Representatives Nick Schroer (left) offered an amendment adding exemptions to Missouri’s open records law to a bill sponsored by Representative Shamed Dogan that dealt with ethics reform for local officials. (photo; Tim Bommel, Missouri House Communications)
House Bill 445 extends to local officials the ethics policies that state lawmakers and statewide officials are now subject to. It would bar lobbyists from making expenditures for local government officials, superintendents, or members of school boards or charter school governing boards. Such expenditures could also not be made for those officials’ staffs or specific members of their families.
The bill would also keep elected or appointed local officials from becoming lobbyists for two years after leaving office. It would limit to $5 per day the amount a gift to such officials can cost, and cap at $2000 any campaign contributions for municipal, political subdivision, and special district office races.
Bill sponsor Shamed Dogan (R-Ballwin) has proposed that language for several years, based on how he saw local officials being lobbied while he was a city councilman in Ballwin.
A previous year’s version of Dogan’s bill received 149 votes when the House sent it to the Senate. This year’s version passed out of the House on Thursday, 103-47. Democrats said the lessening of support was due to an amendment to Dogan’s bill that they say “guts” Missouri’s open records law that has been in place since 1973.

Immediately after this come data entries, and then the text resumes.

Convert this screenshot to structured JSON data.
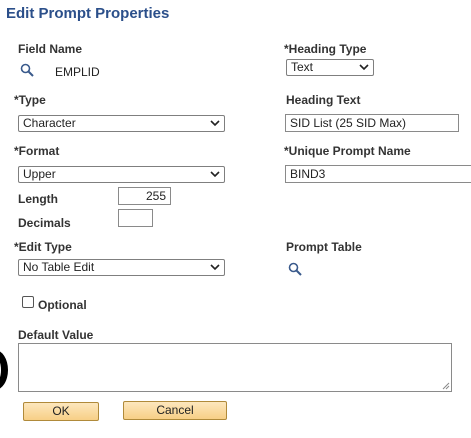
{
  "page": {
    "title": "Edit Prompt Properties"
  },
  "field_name": {
    "label": "Field Name",
    "value": "EMPLID",
    "icon": "search-icon"
  },
  "heading_type": {
    "label": "*Heading Type",
    "selected": "Text"
  },
  "type": {
    "label": "*Type",
    "selected": "Character"
  },
  "heading_text": {
    "label": "Heading Text",
    "value": "SID List (25 SID Max)"
  },
  "format": {
    "label": "*Format",
    "selected": "Upper"
  },
  "unique_prompt_name": {
    "label": "*Unique Prompt Name",
    "value": "BIND3"
  },
  "length": {
    "label": "Length",
    "value": "255"
  },
  "decimals": {
    "label": "Decimals",
    "value": ""
  },
  "edit_type": {
    "label": "*Edit Type",
    "selected": "No Table Edit"
  },
  "prompt_table": {
    "label": "Prompt Table",
    "icon": "search-icon"
  },
  "optional": {
    "label": "Optional",
    "checked": false
  },
  "default_value": {
    "label": "Default Value",
    "value": ""
  },
  "buttons": {
    "ok": "OK",
    "cancel": "Cancel"
  },
  "colors": {
    "title": "#2b4f8a",
    "button_bg": "#f7cf86",
    "button_border": "#b08a3a"
  }
}
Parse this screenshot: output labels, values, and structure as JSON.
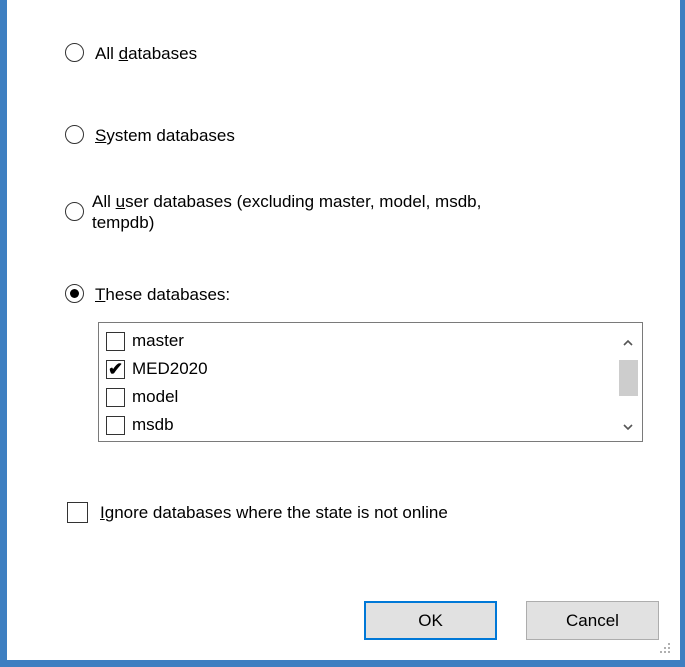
{
  "options": {
    "all": {
      "pre": "All ",
      "key": "d",
      "post": "atabases"
    },
    "system": {
      "pre": "",
      "key": "S",
      "post": "ystem databases"
    },
    "user_line1": {
      "pre": "All ",
      "key": "u",
      "post": "ser databases  (excluding master, model, msdb,"
    },
    "user_line2": "tempdb)",
    "these": {
      "pre": "",
      "key": "T",
      "post": "hese databases:"
    }
  },
  "databases": [
    {
      "name": "master",
      "mark": ""
    },
    {
      "name": "MED2020",
      "mark": "✔"
    },
    {
      "name": "model",
      "mark": ""
    },
    {
      "name": "msdb",
      "mark": ""
    }
  ],
  "ignore": {
    "pre": "",
    "key": "I",
    "post": "gnore databases where the state is not online"
  },
  "buttons": {
    "ok": "OK",
    "cancel": "Cancel"
  },
  "icons": {
    "scroll_up": "chevron-up-icon",
    "scroll_down": "chevron-down-icon",
    "checkmark": "checkmark-icon"
  },
  "colors": {
    "frame": "#3e7fc1",
    "button_face": "#e1e1e1",
    "default_border": "#0078d7"
  }
}
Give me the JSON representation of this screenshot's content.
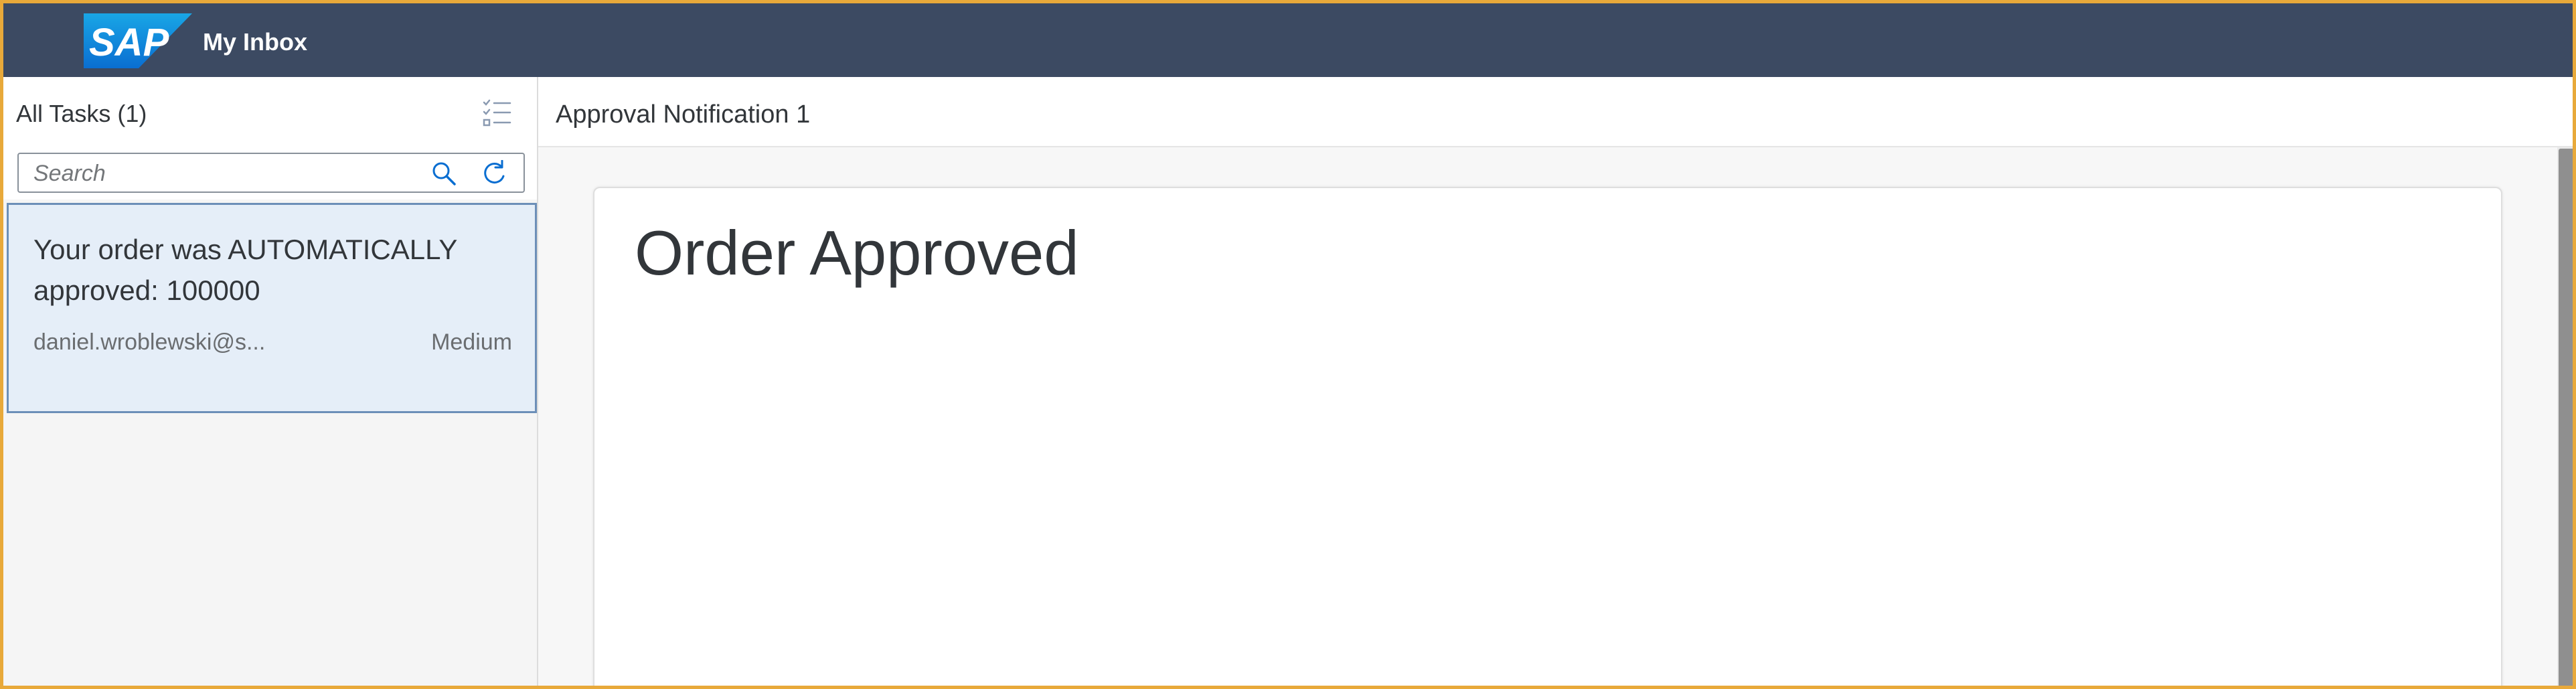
{
  "shell": {
    "logo_text": "SAP",
    "title": "My Inbox",
    "bg_color": "#3c4a62"
  },
  "master": {
    "title": "All Tasks (1)",
    "list_settings_icon": "list-settings-icon",
    "search": {
      "placeholder": "Search",
      "value": "",
      "search_icon": "search-icon",
      "refresh_icon": "refresh-icon"
    },
    "tasks": [
      {
        "title": "Your order was AUTOMATICALLY approved: 100000",
        "owner": "daniel.wroblewski@s...",
        "priority": "Medium",
        "selected": true
      }
    ]
  },
  "detail": {
    "title": "Approval Notification 1",
    "card_heading": "Order Approved"
  },
  "colors": {
    "accent": "#0a6ed1",
    "selection_bg": "#e5eef8",
    "selection_border": "#6c8fb8",
    "frame_border": "#e8a93a"
  }
}
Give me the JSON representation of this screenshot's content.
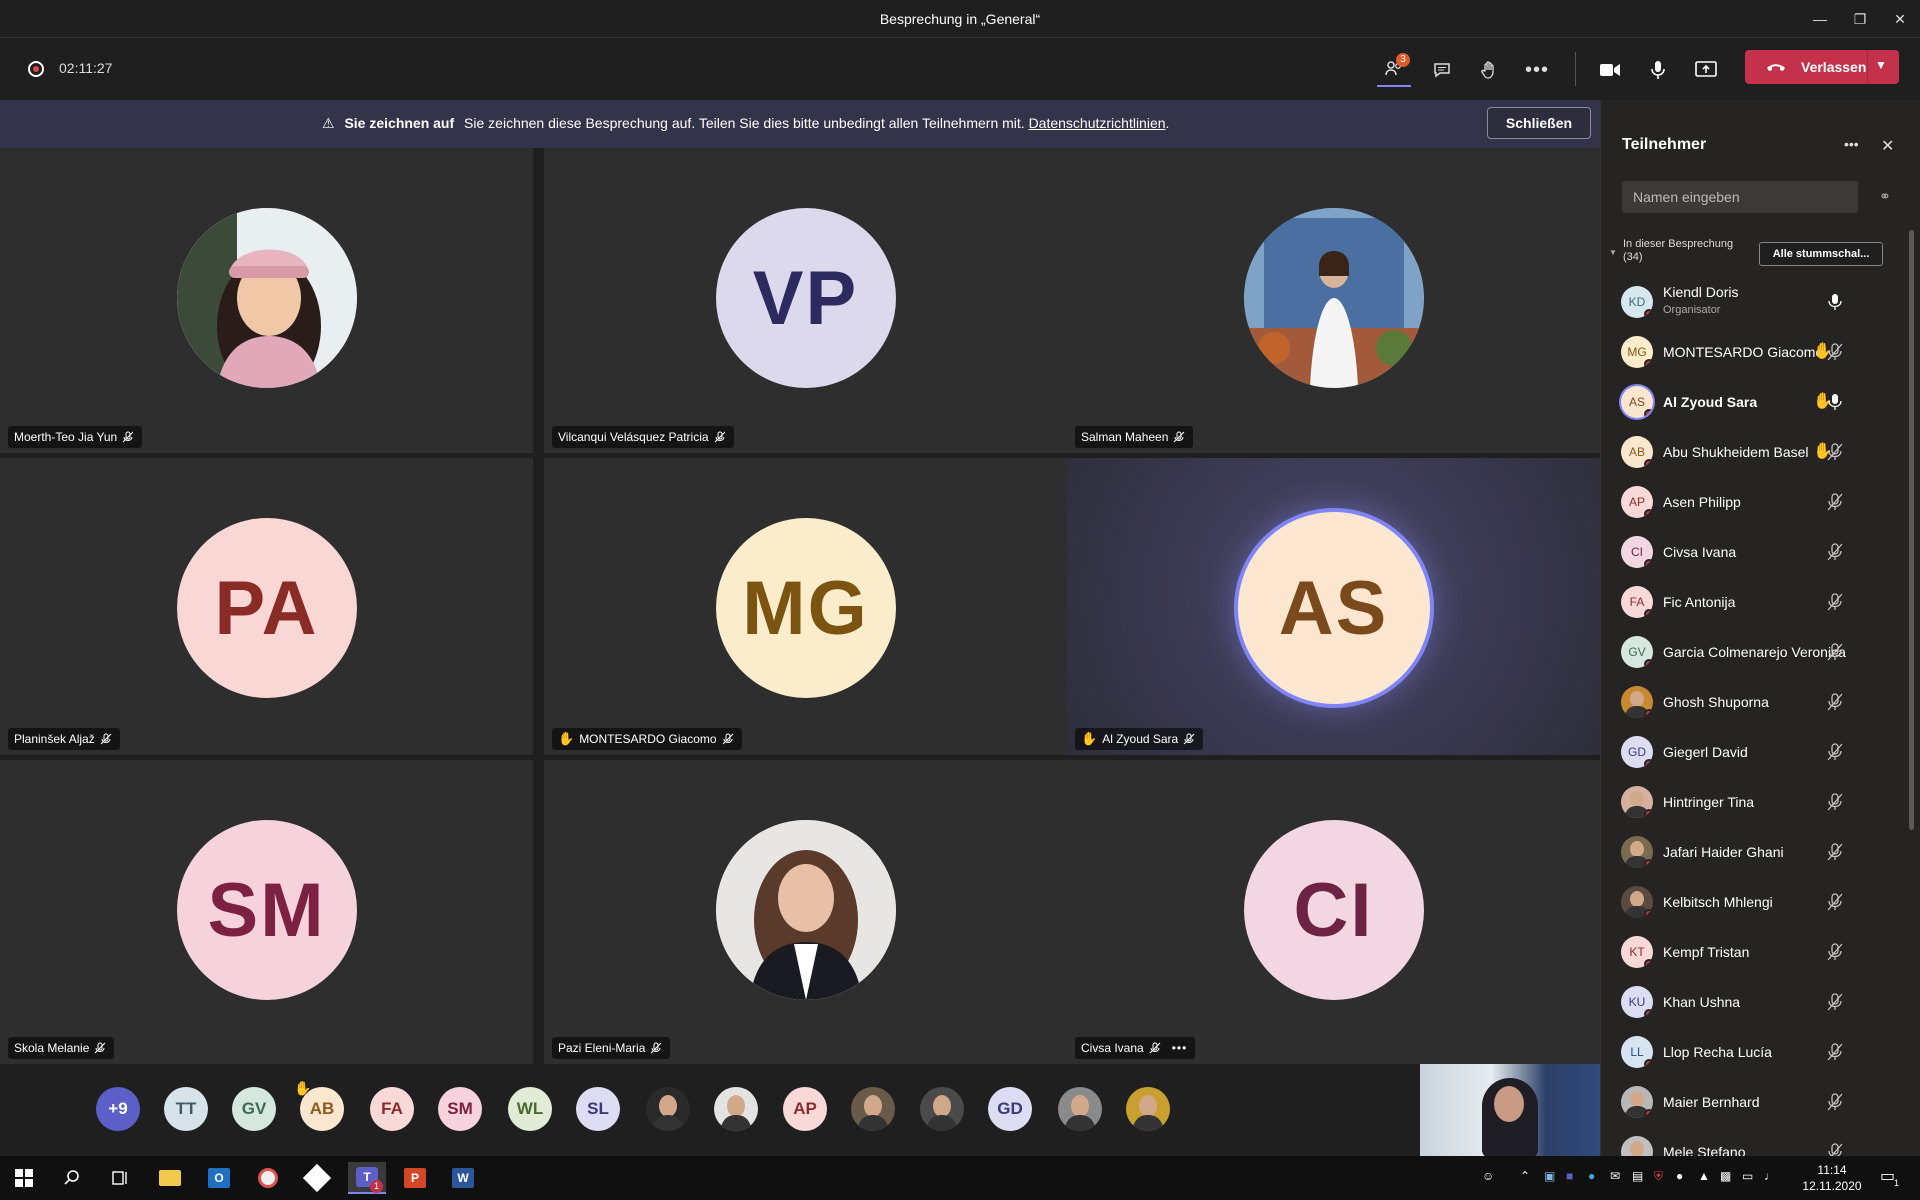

The amendment, offered by Representative Nick Schroer (R-O’Fallon), would add to exemptions from the Sunshine law any personal cell phone numbers, social security numbers or home addresses; records of constituent case files including any correspondence between an elected official and a constituent; and any document or record “received or prepared by or on behalf of” an elected or appointed official “consisting of advice, opinions, and recommendations in connection with the deliberative decision-making process of said body.”
Representative Jon Carpenter and other Democrats said the changes HB 445 would make to Missouri’s open records law go too far. (photo; Tim Bommel, Missouri House Communications
Several Republicans voted against HB 445. Dogan said most or all of those were likely opposed to campaign finance limits, which many Republicans believe limit free speech.
Today’s vote sends the legislation to the Senate, where several lawmakers in both parties said they expect it will undergo further revisions.